Cette variété, d’ailleurs, est loin d’être inconnue en France ; quelques cultivateurs, et notamment M. Boursier, de Compiègne, l’ont, depuis trois ou quatre années, acclimatée dans notre pays, et elle tient aujourd’hui une place toute remarquable dans la culture de certaines communes du département de l’Oise. Dans ces communes, on a, sur de grandes surfaces, obtenu, en 1887, jusqu’à 32000kg de Richter’s Imperator à l’hectare.

On s’étonnera peut-être qu’à l’estimation des résultats fournis par cette première culture je ne fasse pas intervenir la teneur en fécule des tubercules récoltés. Mon silence à ce sujet s’explique par le peu de confiance que m’inspiraient dès lors les procédés recommandés pour le dosage de la fécule. J’ai depuis reconnu que ces procédés manquaient d’exactitude et j’ai été conduit à en imaginer un nouveau qui, au contraire, offre toute garantie à ce sujet, en même temps que la pratique en est prompte et facile.

C’est à l’aide de ce procédé, qui, du reste, sera décrit plus loin, que j’ai pu, en 1888, joindre aux rendements en poids l’indication de la richesse en fécule des produits récoltés.


Résultats fournis par la campagne de 1887. Deuxième comparaison entre les plantes d’origine française et les plantes d’origine allemande. Rendements comparatifs de plusieurs variétés.

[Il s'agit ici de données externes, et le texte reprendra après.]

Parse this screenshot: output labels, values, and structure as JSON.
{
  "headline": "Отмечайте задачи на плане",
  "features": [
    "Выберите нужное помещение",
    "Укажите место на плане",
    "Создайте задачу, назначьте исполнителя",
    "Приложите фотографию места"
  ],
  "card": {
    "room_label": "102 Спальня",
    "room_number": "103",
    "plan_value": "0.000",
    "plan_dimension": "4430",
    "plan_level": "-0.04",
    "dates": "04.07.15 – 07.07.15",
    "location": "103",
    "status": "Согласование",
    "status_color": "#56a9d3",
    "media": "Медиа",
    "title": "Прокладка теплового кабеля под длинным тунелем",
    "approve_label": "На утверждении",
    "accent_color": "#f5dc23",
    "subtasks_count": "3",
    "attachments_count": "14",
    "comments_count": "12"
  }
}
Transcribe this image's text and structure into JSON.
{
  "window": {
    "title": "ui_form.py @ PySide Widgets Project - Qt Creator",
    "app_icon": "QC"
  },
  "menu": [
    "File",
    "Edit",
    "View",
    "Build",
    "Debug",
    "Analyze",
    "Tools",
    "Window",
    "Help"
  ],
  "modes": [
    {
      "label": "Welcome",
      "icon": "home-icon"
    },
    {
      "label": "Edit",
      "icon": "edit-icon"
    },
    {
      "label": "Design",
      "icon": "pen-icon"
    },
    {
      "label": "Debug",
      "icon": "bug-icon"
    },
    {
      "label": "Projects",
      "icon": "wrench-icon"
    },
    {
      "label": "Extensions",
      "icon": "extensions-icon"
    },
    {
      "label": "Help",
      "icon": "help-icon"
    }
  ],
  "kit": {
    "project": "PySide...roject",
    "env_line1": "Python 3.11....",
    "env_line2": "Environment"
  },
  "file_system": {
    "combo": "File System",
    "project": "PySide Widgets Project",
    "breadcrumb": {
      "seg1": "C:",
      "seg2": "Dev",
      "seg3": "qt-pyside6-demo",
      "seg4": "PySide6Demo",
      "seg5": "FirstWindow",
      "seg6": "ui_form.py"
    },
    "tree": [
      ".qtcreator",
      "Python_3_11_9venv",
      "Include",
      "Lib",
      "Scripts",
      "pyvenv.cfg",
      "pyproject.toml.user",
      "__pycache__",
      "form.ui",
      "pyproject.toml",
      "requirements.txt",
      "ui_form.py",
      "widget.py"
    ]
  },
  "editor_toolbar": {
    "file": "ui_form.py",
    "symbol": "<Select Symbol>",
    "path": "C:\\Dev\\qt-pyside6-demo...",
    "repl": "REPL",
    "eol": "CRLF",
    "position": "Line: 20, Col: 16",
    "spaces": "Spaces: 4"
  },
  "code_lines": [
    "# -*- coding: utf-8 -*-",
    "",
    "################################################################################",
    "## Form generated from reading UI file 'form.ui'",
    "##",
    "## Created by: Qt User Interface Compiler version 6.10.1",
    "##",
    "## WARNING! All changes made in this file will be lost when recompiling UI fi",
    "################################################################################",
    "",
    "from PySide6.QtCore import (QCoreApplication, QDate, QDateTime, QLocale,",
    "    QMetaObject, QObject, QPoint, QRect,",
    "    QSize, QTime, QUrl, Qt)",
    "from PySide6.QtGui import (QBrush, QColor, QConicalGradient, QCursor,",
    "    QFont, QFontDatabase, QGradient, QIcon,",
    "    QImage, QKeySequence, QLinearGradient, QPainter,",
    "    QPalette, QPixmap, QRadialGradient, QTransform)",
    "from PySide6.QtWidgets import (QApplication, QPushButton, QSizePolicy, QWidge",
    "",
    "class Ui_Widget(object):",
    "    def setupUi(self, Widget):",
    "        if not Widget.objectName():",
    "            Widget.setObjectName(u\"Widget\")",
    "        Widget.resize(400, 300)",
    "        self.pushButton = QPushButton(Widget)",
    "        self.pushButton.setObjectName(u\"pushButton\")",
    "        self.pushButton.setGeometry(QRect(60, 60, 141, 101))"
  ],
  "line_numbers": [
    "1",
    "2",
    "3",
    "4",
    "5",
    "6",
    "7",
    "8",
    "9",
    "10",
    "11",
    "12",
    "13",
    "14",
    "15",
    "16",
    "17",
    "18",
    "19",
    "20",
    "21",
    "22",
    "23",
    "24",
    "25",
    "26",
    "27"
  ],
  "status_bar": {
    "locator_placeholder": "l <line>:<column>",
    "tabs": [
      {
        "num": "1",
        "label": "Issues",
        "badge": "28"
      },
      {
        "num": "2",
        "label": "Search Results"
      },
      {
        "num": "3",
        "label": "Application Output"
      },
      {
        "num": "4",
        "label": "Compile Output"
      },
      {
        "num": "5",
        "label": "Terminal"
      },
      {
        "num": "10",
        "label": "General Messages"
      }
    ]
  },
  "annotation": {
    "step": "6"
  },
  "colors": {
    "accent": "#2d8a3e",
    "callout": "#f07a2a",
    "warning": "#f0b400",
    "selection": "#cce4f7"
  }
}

Les conditions météorologiques de l’année 1887 ont exercé sur la récolte de la pomme de terre en France une influence fàcheuse ; la sécheresse exagérée des mois de juillet et d’août a mis obstacle au développement des tubercules, les pluies exagérées de la fin d’août et du commencement de septembre les ont gorgés d’eau.

En somme, la production a été particulièrement mauvaise ; aussi convient-il de ne pas s’étonner si les rendements que j’ai obtenus en 1887 ont été généralement inférieurs à ceux de 1886 ; malgré tout cependant, ces rendements ont été généralement supérieurs à 20000kg à l’hectare ; pour certaines variétés, ils se sont élevés au-dessus de 26000kg et même ont atteint 29000kg pour la Richter’s Imperator, la production à Joinville-le-Pont s’est, dans un cas. élevée à 38450kg, et c’est pour cinq cultures seulement que le rendement s’est abaissé au-dessous de 20000kg à l’hectare.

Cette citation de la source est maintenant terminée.